Sorel writes with candor and frankness, relating how his Romanian grandmother fled World War I bullets, with her five daughters in tow and bags of sugar for bartering, to settle in Vienna; his dislike (rather, hatred) of his father; his drawing of pictures on laundry cardboard used to keep shirts stiffened while he was bedridden at age seven; his first job at an advertising agency from which he was fired after three weeks, and his first marriage which ended when he found (actually heard) his wife in bed with his friend. He writes endearingly about his second wife, Nancy, who gave him the “happiest” years of his life.

With a knack of writing that makes the reader feel as if he/she and the painter are chatting over a drink, Sorel, at times, is self-deprecating, other times, reflective, trying to figure out his motives for doing things decades before.
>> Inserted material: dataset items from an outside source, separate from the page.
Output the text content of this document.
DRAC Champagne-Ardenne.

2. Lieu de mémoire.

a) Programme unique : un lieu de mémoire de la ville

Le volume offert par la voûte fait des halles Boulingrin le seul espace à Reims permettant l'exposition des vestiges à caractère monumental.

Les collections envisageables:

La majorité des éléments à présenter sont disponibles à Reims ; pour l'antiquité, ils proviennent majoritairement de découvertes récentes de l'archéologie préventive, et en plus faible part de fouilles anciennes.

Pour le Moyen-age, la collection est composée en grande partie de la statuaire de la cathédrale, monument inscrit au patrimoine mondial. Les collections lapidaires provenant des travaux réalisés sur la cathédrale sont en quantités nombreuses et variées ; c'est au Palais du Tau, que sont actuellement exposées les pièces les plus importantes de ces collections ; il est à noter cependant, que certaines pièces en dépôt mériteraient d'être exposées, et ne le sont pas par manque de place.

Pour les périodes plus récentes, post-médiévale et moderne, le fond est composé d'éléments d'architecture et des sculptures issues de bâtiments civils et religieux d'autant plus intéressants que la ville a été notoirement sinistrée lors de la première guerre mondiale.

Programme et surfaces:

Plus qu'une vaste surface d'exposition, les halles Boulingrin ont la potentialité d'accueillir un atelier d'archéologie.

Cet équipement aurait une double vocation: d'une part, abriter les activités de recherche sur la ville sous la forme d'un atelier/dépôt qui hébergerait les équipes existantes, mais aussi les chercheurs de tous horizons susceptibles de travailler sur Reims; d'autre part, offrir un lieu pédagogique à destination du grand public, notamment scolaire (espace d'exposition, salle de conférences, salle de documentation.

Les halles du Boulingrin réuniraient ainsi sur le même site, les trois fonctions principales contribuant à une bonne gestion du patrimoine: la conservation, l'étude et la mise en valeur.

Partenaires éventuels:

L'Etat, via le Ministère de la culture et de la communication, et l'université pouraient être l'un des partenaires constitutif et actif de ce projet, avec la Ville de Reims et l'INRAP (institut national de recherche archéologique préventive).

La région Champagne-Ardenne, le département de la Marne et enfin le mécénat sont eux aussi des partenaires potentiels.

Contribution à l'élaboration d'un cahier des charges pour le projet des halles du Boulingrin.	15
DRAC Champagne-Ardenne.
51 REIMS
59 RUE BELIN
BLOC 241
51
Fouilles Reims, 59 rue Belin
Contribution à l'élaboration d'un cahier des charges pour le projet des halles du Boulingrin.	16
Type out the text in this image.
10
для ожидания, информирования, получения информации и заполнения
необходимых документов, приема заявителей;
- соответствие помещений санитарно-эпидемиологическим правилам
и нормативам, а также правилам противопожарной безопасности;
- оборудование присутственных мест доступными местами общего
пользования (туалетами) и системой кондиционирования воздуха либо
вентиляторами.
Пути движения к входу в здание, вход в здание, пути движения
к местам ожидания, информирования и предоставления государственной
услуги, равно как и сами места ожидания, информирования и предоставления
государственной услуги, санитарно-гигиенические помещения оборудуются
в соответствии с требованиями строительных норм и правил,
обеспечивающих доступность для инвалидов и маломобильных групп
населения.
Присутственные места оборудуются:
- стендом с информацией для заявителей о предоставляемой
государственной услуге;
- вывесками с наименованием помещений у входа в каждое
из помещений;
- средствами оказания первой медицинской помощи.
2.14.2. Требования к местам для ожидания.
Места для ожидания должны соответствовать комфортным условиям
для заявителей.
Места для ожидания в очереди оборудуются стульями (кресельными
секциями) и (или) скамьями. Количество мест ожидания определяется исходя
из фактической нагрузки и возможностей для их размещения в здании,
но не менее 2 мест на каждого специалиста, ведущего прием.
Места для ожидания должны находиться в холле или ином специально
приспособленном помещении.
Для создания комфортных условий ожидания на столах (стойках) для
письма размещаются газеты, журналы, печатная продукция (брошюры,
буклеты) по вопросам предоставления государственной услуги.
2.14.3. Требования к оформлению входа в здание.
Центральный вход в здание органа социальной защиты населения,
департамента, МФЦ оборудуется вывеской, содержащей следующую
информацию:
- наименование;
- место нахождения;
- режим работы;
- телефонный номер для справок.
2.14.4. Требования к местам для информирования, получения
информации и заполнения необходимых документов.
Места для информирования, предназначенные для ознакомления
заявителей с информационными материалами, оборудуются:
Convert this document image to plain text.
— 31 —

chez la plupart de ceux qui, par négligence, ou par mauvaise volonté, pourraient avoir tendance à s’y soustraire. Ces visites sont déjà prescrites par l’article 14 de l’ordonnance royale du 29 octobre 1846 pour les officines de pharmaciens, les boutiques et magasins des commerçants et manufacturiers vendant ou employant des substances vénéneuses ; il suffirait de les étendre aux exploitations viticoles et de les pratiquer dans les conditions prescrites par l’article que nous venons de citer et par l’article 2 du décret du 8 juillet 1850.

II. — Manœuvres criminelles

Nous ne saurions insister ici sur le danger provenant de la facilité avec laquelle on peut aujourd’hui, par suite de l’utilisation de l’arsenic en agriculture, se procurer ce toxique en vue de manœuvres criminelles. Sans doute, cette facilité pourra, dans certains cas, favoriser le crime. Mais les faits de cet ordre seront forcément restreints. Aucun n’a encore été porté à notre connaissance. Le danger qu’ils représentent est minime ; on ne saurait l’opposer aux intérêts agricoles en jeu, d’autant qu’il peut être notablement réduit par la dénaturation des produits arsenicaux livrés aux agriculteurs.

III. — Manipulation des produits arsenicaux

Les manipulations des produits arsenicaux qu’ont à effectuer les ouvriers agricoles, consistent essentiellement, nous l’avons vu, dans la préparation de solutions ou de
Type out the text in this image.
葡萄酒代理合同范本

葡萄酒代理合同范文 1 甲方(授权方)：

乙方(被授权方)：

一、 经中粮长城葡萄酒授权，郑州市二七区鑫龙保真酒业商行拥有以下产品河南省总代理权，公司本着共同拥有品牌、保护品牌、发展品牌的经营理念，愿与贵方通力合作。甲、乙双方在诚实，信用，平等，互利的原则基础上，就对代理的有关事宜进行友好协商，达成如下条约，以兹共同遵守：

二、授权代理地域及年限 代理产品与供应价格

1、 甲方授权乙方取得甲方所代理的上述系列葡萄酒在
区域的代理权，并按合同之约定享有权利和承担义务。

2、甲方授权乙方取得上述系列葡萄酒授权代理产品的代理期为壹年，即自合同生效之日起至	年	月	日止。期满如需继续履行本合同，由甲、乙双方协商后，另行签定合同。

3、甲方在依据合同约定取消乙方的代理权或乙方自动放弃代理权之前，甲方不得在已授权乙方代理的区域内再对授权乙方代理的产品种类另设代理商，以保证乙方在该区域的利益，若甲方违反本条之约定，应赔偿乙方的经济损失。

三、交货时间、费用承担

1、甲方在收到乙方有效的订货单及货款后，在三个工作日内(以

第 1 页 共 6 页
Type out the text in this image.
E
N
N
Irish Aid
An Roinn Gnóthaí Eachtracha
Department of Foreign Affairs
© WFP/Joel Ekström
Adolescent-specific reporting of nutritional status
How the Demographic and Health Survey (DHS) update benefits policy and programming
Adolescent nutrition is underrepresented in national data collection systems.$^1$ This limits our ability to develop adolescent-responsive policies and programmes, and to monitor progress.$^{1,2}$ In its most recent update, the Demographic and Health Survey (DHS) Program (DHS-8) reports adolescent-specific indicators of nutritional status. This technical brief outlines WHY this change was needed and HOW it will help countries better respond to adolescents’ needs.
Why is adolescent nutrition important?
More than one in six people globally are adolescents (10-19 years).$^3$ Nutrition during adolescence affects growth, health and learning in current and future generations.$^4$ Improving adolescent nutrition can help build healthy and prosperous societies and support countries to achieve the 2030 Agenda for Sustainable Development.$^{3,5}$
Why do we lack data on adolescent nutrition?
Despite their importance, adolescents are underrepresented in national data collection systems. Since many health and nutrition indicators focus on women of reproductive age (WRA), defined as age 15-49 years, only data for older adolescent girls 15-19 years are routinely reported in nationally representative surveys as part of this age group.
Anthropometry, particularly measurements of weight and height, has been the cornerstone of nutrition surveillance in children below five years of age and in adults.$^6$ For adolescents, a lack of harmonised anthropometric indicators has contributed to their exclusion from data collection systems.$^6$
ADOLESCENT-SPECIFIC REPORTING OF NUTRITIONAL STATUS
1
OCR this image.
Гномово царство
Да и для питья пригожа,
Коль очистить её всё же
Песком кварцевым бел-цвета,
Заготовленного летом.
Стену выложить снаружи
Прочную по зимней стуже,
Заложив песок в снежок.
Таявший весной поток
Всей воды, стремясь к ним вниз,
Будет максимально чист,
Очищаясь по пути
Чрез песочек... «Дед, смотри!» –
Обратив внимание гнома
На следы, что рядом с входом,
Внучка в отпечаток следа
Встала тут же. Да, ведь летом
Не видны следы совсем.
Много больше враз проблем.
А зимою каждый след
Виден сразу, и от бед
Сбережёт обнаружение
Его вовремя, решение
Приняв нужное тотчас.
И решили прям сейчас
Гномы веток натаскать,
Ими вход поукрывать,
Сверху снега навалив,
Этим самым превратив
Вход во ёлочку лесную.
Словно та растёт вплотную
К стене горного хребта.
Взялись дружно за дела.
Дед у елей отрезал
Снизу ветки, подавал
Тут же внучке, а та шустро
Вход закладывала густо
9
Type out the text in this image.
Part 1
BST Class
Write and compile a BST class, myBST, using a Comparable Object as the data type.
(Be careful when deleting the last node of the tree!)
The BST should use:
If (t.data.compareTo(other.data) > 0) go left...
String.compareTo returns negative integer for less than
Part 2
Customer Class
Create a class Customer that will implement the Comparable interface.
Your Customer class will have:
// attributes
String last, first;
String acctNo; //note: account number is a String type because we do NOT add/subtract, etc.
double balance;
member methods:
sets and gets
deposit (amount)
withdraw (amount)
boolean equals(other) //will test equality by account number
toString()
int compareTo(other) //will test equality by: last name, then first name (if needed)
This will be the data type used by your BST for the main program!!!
In this conversational tone, Sorel occasionally goes off track, telling the reader, “hold that thought; I’ll get back to it later,” which he does, or saying, “I think I’ll end there,” and then relating in detail what he should have told.

This is a magnificent read and “viewing,” for anyone who enjoys storytelling at its best, full of chit-chat, bits of gossip, much factual information, personal tidbits, and humongous amounts of satire, put-downs, parody, and humor. Pull up a chair and enjoy.

 

John A. Lent is founding publisher and editor-in-chief of International Journal of Comic Art.